There are many jihadists in Saudi rehabilitation centres who have returned from campaigns in places such as Afghanistan and Iraq and are now potentially being funded to wage guerilla war in Syria.

“You can expect to see more of these Salafist jihadists operating in the country which of course has its implications,” says Bhalla.

Those implications are many and could spread across the MENA region. It is a huge issue for minority groups in Syria. The more extreme the opposition group appears the less likely they are to throw any support behind it. 

It could also affect foreign backing for the rebellion. “It would be very difficult for the United States to continue showing it public support for this rebellion the more jihadist it appears and so that’s why the Free Syrian Army is probably going to make an effort to distance itself from the more jihadist sounding groups,” says Bhalla.

“But that’s where the trend is going and so I definitely think that’s going to complicate the rebellion’s ability to attract Western foreign sponsorship.”

This jihadist element could also hold “big risks for the region”.

“Syria did a really good job of managing what I call the jihadist supply chain in the Levant region,” says Bhalla.

“You have a lot of different kinds of militants milling around there that were on the payroll of a number of different foreign intelligence agencies, but particularly the Syrian Mukhbarat was very disciplined and very effective at managing all those different militant relationships. Syria would use that to its advantage; for example in bargaining with the United States and bargaining over the Iraq situation; trying to show that either Syria could contain security problems or exacerbate them. That was kind of how Syria developed its bargaining position.
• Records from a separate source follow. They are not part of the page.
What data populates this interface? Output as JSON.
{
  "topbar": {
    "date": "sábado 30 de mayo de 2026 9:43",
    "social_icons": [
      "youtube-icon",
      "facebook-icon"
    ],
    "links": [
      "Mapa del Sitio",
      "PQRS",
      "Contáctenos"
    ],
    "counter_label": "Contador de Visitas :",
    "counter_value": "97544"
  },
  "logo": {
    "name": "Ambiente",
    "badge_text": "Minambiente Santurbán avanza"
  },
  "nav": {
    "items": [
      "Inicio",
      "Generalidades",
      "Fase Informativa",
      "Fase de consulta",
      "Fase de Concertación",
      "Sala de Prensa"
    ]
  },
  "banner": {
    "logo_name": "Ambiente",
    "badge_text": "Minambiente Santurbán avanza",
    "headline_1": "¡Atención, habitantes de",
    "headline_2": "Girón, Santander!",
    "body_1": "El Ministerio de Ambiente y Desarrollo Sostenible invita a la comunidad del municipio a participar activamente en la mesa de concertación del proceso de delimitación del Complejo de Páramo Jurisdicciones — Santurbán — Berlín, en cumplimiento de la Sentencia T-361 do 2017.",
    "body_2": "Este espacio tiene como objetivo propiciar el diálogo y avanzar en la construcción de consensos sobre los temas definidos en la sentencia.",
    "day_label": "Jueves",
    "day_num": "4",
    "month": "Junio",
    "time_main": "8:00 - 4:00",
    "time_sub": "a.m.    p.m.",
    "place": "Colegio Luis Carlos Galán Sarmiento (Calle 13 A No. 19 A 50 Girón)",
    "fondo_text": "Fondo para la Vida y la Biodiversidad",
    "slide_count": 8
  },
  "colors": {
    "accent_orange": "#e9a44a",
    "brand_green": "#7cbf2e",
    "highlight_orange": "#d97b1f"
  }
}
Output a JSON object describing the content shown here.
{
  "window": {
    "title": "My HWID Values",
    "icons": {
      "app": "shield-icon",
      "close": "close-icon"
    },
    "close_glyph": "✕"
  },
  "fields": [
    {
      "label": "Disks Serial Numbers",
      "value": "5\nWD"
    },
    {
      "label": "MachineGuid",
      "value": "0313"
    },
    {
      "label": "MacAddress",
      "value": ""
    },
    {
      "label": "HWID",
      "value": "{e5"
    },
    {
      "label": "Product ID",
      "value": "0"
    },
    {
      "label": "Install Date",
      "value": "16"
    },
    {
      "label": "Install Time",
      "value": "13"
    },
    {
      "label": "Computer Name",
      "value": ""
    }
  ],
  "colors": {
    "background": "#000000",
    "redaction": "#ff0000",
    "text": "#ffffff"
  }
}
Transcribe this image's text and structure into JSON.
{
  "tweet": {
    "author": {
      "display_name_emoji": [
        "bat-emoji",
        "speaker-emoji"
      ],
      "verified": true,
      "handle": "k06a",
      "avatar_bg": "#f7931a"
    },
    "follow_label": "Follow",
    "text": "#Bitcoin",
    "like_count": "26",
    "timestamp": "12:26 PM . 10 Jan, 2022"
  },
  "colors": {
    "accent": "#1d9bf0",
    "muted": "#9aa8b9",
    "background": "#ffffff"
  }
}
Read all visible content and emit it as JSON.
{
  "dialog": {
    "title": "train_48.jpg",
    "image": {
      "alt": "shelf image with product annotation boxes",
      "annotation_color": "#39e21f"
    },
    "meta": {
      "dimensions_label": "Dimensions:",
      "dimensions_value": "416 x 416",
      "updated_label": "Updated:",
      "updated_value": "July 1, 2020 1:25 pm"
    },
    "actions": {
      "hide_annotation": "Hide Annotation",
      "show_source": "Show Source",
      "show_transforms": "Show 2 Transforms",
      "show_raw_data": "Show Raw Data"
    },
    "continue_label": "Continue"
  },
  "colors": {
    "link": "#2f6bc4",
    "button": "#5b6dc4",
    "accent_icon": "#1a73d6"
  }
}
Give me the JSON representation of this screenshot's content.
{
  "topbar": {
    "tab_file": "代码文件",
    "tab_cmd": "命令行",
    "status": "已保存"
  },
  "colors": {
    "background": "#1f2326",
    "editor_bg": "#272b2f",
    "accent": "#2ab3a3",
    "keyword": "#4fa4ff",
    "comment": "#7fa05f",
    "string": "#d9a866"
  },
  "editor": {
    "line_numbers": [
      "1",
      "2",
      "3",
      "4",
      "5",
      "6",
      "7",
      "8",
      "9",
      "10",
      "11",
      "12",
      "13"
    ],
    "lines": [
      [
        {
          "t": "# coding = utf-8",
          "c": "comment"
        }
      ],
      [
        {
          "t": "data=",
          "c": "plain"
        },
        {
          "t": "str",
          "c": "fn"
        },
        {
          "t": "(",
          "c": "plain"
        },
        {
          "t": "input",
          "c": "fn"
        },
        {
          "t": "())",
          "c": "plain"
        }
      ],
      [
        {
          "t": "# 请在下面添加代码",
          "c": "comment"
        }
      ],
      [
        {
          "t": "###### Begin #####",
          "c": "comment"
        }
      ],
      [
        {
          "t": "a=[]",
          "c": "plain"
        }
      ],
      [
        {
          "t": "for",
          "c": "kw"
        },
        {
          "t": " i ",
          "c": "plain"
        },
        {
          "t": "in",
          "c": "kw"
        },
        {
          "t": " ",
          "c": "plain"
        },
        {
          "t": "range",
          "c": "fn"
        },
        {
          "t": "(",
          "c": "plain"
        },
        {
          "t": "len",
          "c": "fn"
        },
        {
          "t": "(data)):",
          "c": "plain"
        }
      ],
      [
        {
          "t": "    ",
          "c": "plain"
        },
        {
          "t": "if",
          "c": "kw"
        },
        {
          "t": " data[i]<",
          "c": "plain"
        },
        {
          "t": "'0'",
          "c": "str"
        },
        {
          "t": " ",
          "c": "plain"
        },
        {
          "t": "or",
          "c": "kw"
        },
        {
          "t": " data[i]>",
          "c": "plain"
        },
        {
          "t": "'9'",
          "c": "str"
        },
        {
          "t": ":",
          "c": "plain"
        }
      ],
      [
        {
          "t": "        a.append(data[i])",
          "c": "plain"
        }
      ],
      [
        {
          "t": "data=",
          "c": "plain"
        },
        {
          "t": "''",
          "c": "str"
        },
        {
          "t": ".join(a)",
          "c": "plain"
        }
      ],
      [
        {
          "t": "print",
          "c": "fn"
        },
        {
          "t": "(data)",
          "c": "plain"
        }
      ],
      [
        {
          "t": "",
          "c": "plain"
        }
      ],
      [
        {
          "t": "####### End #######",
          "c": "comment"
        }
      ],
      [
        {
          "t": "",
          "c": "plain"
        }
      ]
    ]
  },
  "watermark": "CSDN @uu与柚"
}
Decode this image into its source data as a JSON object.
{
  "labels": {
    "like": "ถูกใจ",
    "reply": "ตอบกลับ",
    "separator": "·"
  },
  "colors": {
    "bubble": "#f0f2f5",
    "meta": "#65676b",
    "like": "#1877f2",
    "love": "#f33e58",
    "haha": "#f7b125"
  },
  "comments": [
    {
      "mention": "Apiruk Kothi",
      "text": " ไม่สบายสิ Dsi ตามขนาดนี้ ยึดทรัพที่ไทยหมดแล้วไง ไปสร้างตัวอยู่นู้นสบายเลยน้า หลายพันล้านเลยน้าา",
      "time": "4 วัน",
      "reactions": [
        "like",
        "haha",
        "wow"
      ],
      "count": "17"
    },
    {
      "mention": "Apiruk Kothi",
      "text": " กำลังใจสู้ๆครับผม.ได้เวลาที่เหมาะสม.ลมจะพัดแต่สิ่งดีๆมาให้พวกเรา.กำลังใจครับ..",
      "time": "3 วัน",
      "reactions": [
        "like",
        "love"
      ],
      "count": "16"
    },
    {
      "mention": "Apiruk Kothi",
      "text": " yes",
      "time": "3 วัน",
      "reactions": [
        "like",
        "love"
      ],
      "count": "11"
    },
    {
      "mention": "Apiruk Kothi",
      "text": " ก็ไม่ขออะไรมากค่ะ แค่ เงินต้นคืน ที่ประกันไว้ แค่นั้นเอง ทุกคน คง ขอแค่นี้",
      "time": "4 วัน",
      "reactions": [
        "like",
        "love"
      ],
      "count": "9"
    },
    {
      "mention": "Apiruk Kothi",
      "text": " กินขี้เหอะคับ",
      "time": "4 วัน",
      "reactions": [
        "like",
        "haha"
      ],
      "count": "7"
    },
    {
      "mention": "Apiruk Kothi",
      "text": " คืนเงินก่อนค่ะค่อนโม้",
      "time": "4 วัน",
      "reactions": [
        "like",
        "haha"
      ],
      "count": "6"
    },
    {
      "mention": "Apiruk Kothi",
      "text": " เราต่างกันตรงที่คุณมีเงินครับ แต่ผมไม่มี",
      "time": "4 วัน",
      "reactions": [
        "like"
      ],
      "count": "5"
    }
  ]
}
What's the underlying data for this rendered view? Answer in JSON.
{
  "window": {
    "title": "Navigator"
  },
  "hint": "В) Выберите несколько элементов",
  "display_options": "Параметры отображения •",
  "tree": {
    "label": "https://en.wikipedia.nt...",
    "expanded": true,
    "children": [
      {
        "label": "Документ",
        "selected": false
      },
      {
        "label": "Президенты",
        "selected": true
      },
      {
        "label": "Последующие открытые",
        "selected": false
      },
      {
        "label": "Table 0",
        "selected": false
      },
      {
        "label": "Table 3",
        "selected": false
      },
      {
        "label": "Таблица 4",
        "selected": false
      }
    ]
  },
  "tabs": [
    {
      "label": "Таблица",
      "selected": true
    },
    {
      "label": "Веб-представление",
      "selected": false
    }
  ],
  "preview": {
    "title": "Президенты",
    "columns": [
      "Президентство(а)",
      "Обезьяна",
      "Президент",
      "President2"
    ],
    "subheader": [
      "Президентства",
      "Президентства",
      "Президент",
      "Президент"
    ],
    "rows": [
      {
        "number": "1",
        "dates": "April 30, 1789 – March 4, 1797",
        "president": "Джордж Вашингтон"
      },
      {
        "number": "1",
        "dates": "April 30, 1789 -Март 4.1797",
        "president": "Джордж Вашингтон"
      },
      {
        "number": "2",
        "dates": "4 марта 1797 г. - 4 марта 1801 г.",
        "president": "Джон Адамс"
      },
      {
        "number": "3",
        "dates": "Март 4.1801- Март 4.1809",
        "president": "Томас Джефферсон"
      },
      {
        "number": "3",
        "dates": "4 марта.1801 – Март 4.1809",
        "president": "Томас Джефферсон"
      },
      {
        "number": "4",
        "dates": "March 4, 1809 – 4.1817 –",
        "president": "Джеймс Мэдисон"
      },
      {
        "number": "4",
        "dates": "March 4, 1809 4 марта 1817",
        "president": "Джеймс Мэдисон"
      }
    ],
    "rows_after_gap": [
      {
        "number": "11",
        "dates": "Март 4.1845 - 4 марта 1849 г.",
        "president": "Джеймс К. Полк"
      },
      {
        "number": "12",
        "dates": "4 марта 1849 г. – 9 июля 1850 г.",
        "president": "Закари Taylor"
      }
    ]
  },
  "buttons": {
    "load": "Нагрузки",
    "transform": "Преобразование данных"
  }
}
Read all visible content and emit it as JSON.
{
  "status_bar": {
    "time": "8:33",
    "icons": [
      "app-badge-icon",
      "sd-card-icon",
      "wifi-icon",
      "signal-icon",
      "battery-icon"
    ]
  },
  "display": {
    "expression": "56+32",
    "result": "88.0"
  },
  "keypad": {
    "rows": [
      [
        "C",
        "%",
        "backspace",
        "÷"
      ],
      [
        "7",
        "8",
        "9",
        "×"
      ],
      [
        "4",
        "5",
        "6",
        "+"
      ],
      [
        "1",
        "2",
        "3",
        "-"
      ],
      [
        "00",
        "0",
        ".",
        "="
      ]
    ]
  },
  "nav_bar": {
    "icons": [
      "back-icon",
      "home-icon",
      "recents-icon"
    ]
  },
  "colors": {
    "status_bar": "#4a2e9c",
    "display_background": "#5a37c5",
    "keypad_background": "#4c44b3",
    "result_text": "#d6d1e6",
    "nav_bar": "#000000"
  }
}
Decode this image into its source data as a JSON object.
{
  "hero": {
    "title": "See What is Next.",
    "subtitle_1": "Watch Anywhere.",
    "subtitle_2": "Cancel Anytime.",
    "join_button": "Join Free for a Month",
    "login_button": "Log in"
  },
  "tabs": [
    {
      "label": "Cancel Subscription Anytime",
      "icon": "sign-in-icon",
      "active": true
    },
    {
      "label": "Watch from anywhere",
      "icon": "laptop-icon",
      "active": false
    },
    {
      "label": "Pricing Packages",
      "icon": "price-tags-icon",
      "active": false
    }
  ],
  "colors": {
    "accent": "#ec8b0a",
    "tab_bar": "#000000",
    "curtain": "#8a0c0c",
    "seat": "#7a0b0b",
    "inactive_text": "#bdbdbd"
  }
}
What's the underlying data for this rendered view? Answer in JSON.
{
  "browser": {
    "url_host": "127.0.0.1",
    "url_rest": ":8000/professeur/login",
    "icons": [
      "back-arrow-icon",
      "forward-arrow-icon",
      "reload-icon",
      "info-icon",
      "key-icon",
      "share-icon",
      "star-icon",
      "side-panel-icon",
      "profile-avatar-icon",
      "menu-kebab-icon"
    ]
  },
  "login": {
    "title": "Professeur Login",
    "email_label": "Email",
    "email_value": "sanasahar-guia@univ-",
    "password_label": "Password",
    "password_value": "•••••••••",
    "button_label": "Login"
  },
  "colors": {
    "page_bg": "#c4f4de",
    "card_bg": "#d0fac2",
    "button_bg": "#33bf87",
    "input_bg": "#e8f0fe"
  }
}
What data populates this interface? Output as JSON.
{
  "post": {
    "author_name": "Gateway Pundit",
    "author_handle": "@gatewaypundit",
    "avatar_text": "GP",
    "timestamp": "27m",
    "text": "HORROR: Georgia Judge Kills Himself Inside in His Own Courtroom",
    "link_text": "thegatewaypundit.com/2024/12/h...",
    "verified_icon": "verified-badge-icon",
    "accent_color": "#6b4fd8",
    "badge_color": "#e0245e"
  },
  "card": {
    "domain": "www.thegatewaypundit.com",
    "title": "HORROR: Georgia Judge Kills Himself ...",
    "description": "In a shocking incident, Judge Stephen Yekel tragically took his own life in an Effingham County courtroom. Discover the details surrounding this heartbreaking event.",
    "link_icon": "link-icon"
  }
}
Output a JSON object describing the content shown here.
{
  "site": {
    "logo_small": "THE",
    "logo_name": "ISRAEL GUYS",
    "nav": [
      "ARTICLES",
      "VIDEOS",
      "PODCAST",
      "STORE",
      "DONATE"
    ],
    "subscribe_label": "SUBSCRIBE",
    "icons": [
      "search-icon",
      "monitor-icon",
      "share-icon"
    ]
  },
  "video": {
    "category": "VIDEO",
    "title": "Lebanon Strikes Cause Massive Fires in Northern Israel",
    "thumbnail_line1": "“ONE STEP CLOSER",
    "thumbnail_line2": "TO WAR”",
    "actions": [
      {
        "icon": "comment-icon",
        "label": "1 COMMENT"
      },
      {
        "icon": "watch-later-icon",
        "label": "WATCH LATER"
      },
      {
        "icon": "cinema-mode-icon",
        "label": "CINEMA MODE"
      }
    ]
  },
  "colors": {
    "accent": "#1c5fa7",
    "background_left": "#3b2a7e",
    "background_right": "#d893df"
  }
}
“Now it is very distracted and the Saudis and other Gulf states are trying to fortify this rebellion. You have a lot of Salafist linkages and so you can see those factors shaping up into a pretty dangerous mix where you’ve got a lot of militant actors starting to run loose again and that sort of militant spillover could have a destabilising effect on the region as well.”

The Syrian conflict looks set to rumble on for some time to come. It is unlikely that foreign powers will intervene directly and equally unlikely that the al Assad regime will give up power or collapse soon. There will probably be a gradual intensifying of the insurgency, according to Bhalla, with the regime resorting to harsher military crackdowns as a result.

Iran will play its part in trying to maintain the al Assad clan in power as a friendly face in Syria is crucial to it maintaining a foothold in the Levant region from where it supports Hezbollah in Lebanon and controls a large share of lucrative illicit trade in the region.

Maintaining that hold in the Levant will prove difficult though. There are considerable forces stacked against the al Assad clan, both within and outside the Middle East, that want Syria brought into the US backed-Sunni Arab camp.